Ich bleibe trotz Gegenwind bei meiner Behauptung, daß Kurzsichtigkeit (meist gepaart mit Astigmatismus) ab 5 Dioptrien eine schwere Behinderung ist.Anscheinend ist hier einigen Leuten nicht klar,daß in diesem Bereich die Gefahr von Netzhautlöchern,bzw. NH-Ablösung, sowie verstärkte Neigung zu grünem und grauem Star erheblich anwächst.Nicht zu vergessen die durch die Dehnung des Glaskörpers verursachten Trübungen (Mouches volant )und Glaskörperabhebungen, die ebenfalls zu NH-Schäden führen können.Weiterhin neigen Fehlsichtige zur Entwicklung eines trockenen Auges( bedingt durch Kontaktlinsen ,aber auch durch Starren ohne Lidbewegung und Befeuchtung).Das nur am Rande, denn ich will durch meinen Beitrag hier darauf aufmerksam machen,daß der Prävention von Kurzsichtigkeit keinerlei Beachtung geschenkt wird.Die Augenmedizin hat für mich auf diesem Gebiet vollkommen versagt. Ein erbärmliches Ergebnis einer Wissenschaft, die lieber die Hornhaut zuerst aufschneidet und dann abdampft (Laser), als die eigentliche Ursache dieser Augenerkrankung ernsthaft zu erforschen.Ich meine, daß Dr. William Bates in seinem Werk " Better eyesight without glasses" die Grundlage für eine wirksame Bekämpfung dieser Augenseuche gelegt hat ! Ich halte dies für den einzigen Ansatzpunkt, von selbst etwas gegen Sehverschlechterung zu bewirken.Aber das interessiert natürlich keinen Augenarzt !

Ich wollte hier niemanden diskriminieren oder zu Nahe treten, aber ich meine : Dies mußte einmal gesagt werden !!!

CRhamSon[ix


Dann solltest du allerdings wissen, dass Kurzsichtigkeit aufgrund eines zu langen Augapfels entsteht und damit die Prävention schwierig sein dürfte.

AYntigxone


Und wodurch wird der Augapfel länger?

E1hemaUliger. Nutze+r (#5=43915x)


Vielleicht hat der te an den Augen ja noch was, was er als einschränkend empfindet.

M0eronYymy


Bei allem Verständnis dafür, dass du deine eigene Situation (wenn ich das richtig verstehe) als einschränkend siehst, so solltest du doch in der Lage sein, den Unterschied zwischen subjektiver Einschränkung (sie ist subjektiv, weil das eben nicht alle in derselben Lage, so empfinden), die natürlich vollkommen legitim ist, und objektiver (keine restitutio ad integrum mit geringem Aufwand, und gesellschaftlich anerkannte Einschränkung in den Aktivitäten des täglichen Lebens) Behinderung zu sehen.
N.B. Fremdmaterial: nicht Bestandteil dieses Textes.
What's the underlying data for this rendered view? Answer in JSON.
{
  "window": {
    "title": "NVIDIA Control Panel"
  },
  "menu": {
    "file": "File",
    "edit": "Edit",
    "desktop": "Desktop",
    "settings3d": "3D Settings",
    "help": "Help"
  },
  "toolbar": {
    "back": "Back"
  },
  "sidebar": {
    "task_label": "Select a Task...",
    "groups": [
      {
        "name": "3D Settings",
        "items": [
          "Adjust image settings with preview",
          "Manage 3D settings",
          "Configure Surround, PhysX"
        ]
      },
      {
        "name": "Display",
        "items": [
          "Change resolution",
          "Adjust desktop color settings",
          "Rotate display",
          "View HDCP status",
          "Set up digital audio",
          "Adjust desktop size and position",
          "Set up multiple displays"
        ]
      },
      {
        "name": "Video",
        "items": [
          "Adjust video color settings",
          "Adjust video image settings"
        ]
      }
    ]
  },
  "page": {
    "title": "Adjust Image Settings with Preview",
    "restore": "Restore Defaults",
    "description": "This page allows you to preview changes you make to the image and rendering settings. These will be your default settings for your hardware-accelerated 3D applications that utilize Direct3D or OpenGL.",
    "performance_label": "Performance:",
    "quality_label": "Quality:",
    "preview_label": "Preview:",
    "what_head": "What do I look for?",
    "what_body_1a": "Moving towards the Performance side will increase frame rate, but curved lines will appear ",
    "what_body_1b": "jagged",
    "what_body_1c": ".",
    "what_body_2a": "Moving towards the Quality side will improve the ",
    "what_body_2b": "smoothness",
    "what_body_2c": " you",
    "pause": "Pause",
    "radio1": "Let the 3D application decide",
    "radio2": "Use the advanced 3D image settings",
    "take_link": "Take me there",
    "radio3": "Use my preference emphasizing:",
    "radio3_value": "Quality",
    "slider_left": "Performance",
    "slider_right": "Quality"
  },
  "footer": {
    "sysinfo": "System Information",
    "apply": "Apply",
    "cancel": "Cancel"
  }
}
Auch Argumente zur Kurzsichtigkeit als Risikofaktor ändern an diesem Unterschied nichts, da ein Risikofaktor eben das ist, aber keine Behinderung, besonders auch weil in den meisten Fällen eine regelmäßige augenärztliche Untersuchung das Risiko stark minimiert (erbliche Vorbelastung für gewisse Krebsarten ist unangenehm, ist aber per se keine Behinderung, genausowenig wie das TischlerIn-Sein, auch wenn die damit verbundenen Tätigkeiten ein Risikofaktor für den Verlust von einem oder mehreren Fingern ist).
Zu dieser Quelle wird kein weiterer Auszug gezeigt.